Primal-dual algorithm for contextual stochastic combinatorial optimization

TL;DR

This paper presents a new primal-dual algorithm integrating neural networks and combinatorial optimization for contextual stochastic decision-making, demonstrating efficiency and scalability in complex problems.

Contribution

It introduces a novel primal-dual approach with a surrogate learning problem and regularization, extending Fenchel-Young loss and enabling tractable updates in stochastic combinatorial optimization.

Findings

Algorithm converges linearly under certain conditions.

Achieves performance comparable to expensive heuristics.

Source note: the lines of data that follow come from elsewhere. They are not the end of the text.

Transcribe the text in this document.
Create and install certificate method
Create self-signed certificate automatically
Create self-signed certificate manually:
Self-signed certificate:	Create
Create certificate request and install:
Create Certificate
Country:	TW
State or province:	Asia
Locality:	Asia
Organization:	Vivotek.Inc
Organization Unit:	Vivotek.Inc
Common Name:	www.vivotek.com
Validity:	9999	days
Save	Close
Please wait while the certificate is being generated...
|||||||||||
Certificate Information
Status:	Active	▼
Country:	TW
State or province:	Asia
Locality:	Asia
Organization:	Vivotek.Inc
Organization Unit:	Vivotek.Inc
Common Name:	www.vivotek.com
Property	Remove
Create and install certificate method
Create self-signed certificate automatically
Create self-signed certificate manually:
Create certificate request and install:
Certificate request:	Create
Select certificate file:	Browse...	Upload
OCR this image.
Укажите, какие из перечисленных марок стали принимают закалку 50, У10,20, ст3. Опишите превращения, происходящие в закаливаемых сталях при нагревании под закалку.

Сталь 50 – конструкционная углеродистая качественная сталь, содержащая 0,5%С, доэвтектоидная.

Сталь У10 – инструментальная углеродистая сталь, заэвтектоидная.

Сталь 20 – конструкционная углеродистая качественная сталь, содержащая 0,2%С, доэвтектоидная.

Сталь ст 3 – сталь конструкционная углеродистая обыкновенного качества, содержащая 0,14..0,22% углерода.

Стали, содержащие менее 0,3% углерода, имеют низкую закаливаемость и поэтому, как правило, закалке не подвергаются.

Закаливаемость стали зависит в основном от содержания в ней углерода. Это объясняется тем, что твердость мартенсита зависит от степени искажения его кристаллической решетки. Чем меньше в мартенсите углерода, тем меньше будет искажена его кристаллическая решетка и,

Scalable and efficient on complex stochastic problems.

Abstract

This paper introduces a novel approach to contextual stochastic optimization, integrating operations research and machine learning to address decision-making under uncertainty. Traditional methods often fail to leverage contextual information, which underscores the necessity for new algorithms. In this study, we utilize neural networks with combinatorial optimization layers to encode policies. Our goal is to minimize the empirical risk, which is estimated from past data on uncertain parameters and contexts. To that end, we present a surrogate learning problem and a generic primal-dual algorithm that is applicable to various combinatorial settings in stochastic optimization. Our approach extends classic Fenchel-Young loss results and introduces a new regularization method using sparse perturbations on the distribution simplex. This allows for tractable updates in the original space and can accommodate diverse objective functions. We demonstrate the linear convergence of our algorithm under certain conditions and provide a bound on the non-optimality of the resulting policy in terms of the empirical risk. Experiments on a contextual stochastic minimum weight spanning tree problem show that our algorithm is efficient and scalable, achieving performance comparable to imitation learning of solutions computed using an expensive Lagrangian-based heuristic.